Dołączył: 24 lut 2016
Posty: 2392
Makusia napisał(a)


Eeeee...w sensie żeby na jednym zdjęciu była i półka i hortensjowa?
Zdjęcie hortensjowej, które wkleiłam jest aktualne.


No, albo kawałek chociaż hortensjowej i murkowej
____________________
Aneta-Ogród Nety- moje marzenie
inka74 15:08, 23 wrz 2016


Dołączył: 20 mar 2016
Posty: 15035
25 cm nie robi różnicy. Sadź drzewa, jeżeli ci się tam podobają. Ba tam się wręcz coś prosi większego na 3-4 metry wysokiego i w miarę sporego ale nie ogromnego np. docelowo rosnącego do 10 metrów czy 20. Drobnica tylko podkreśla jego wielkość. Murek wygląda na większy (na min. 40-50 cm) bo jest jasny a obok nic nie rośnie wyższego. Z murku zamiast się wylewać może być czymś zwiewnym podsadzone od dołu po bokach - jeżówki, lawenda, jednoroczne.
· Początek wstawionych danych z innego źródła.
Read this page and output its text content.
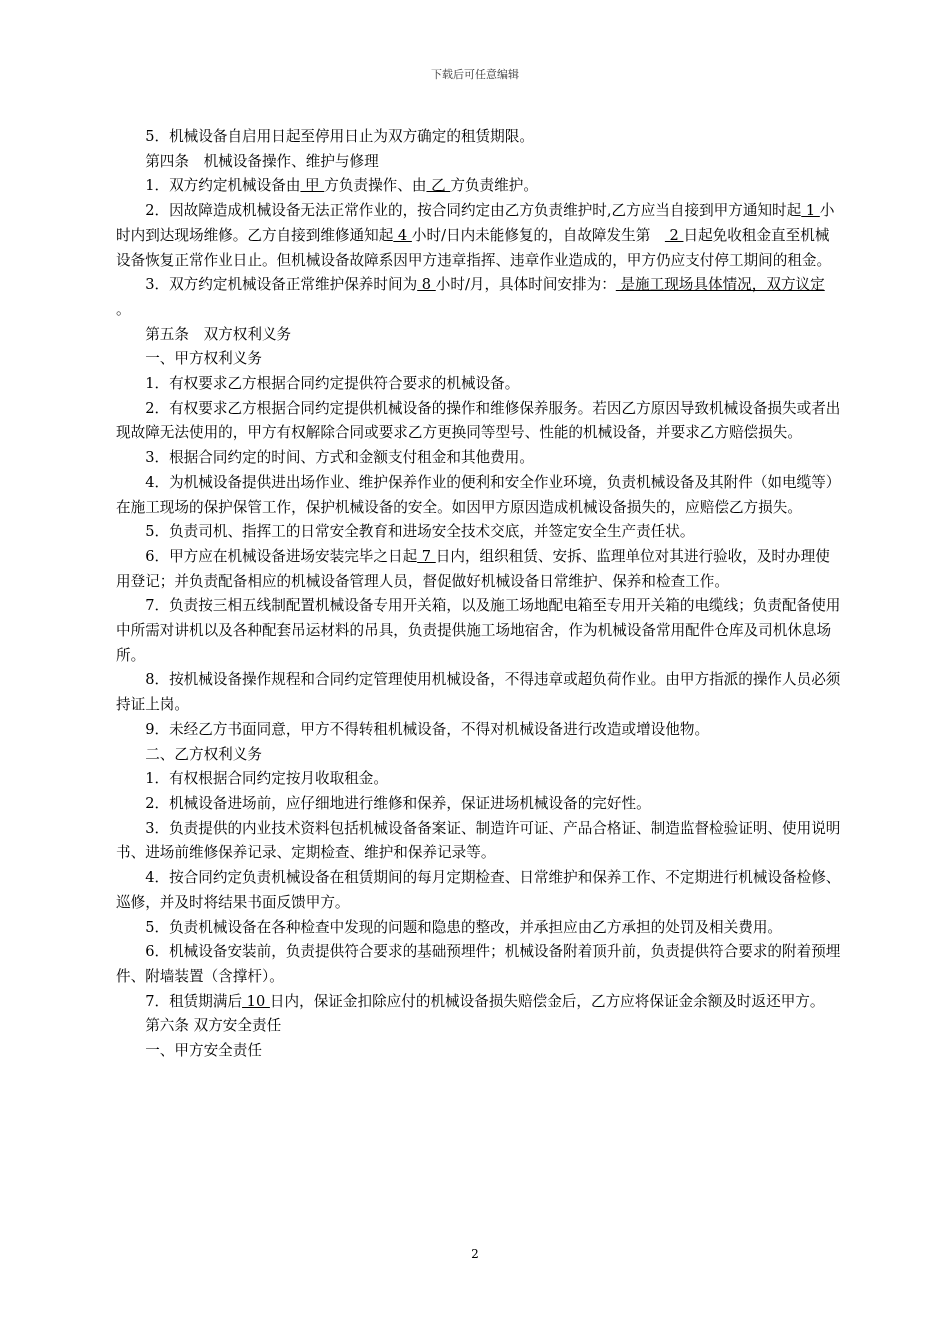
下载后可任意编辑

5．机械设备自启用日起至停用日止为双方确定的租赁期限。

第四条　机械设备操作、维护与修理

1．双方约定机械设备由 甲 方负责操作、由 乙 方负责维护。

2．因故障造成机械设备无法正常作业的，按合同约定由乙方负责维护时,乙方应当自接到甲方通知时起 1 小时内到达现场维修。乙方自接到维修通知起 4 小时/日内未能修复的，自故障发生第　 2 日起免收租金直至机械设备恢复正常作业日止。但机械设备故障系因甲方违章指挥、违章作业造成的，甲方仍应支付停工期间的租金。

3．双方约定机械设备正常维护保养时间为 8 小时/月，具体时间安排为： 是施工现场具体情况，双方议定 。

第五条　双方权利义务

一、甲方权利义务

1．有权要求乙方根据合同约定提供符合要求的机械设备。

2．有权要求乙方根据合同约定提供机械设备的操作和维修保养服务。若因乙方原因导致机械设备损失或者出现故障无法使用的，甲方有权解除合同或要求乙方更换同等型号、性能的机械设备，并要求乙方赔偿损失。

3．根据合同约定的时间、方式和金额支付租金和其他费用。

4．为机械设备提供进出场作业、维护保养作业的便利和安全作业环境，负责机械设备及其附件（如电缆等）在施工现场的保护保管工作，保护机械设备的安全。如因甲方原因造成机械设备损失的，应赔偿乙方损失。

5．负责司机、指挥工的日常安全教育和进场安全技术交底，并签定安全生产责任状。

6．甲方应在机械设备进场安装完毕之日起 7 日内，组织租赁、安拆、监理单位对其进行验收，及时办理使用登记；并负责配备相应的机械设备管理人员，督促做好机械设备日常维护、保养和检查工作。

7．负责按三相五线制配置机械设备专用开关箱，以及施工场地配电箱至专用开关箱的电缆线；负责配备使用中所需对讲机以及各种配套吊运材料的吊具，负责提供施工场地宿舍，作为机械设备常用配件仓库及司机休息场所。

8．按机械设备操作规程和合同约定管理使用机械设备，不得违章或超负荷作业。由甲方指派的操作人员必须持证上岗。

9．未经乙方书面同意，甲方不得转租机械设备，不得对机械设备进行改造或增设他物。

二、乙方权利义务

1．有权根据合同约定按月收取租金。

2．机械设备进场前，应仔细地进行维修和保养，保证进场机械设备的完好性。

3．负责提供的内业技术资料包括机械设备备案证、制造许可证、产品合格证、制造监督检验证明、使用说明书、进场前维修保养记录、定期检查、维护和保养记录等。

4．按合同约定负责机械设备在租赁期间的每月定期检查、日常维护和保养工作、不定期进行机械设备检修、巡修，并及时将结果书面反馈甲方。

5．负责机械设备在各种检查中发现的问题和隐患的整改，并承担应由乙方承担的处罚及相关费用。

6．机械设备安装前，负责提供符合要求的基础预埋件；机械设备附着顶升前，负责提供符合要求的附着预埋件、附墙装置（含撑杆）。

7．租赁期满后 10 日内，保证金扣除应付的机械设备损失赔偿金后，乙方应将保证金余额及时返还甲方。

第六条 双方安全责任

一、甲方安全责任

2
Hortki za rok już przysłonią zupełnie ten murek - limka mocno rośnie - do 1,2 - 1,5 metra. Posadź z drugiej strony coś, tak aby go zasłonić, a optycznie zmienią się proporcje tego narożnika. Przecież ostatecznie możesz zmniejszyć koło z trawnika tak aby przed murkiem powstała 30 cm rabata i wsadzić tam byliny lub kulkowaną lawendę czy zrobić na wiosnę pole tulipanów a potem jednoroczne (opcji 100 w zależności od stylu ogrodu). Wtedy w ogóle go nie będzie widać. Warunek - dobrze by miały ciemniejsze lub kolorowe liście. Ba nawet żurawka ta fioletowa pod nim by temat murku zlikwidowała - ładnie na tle by się odcinała a murek by przysłoniła.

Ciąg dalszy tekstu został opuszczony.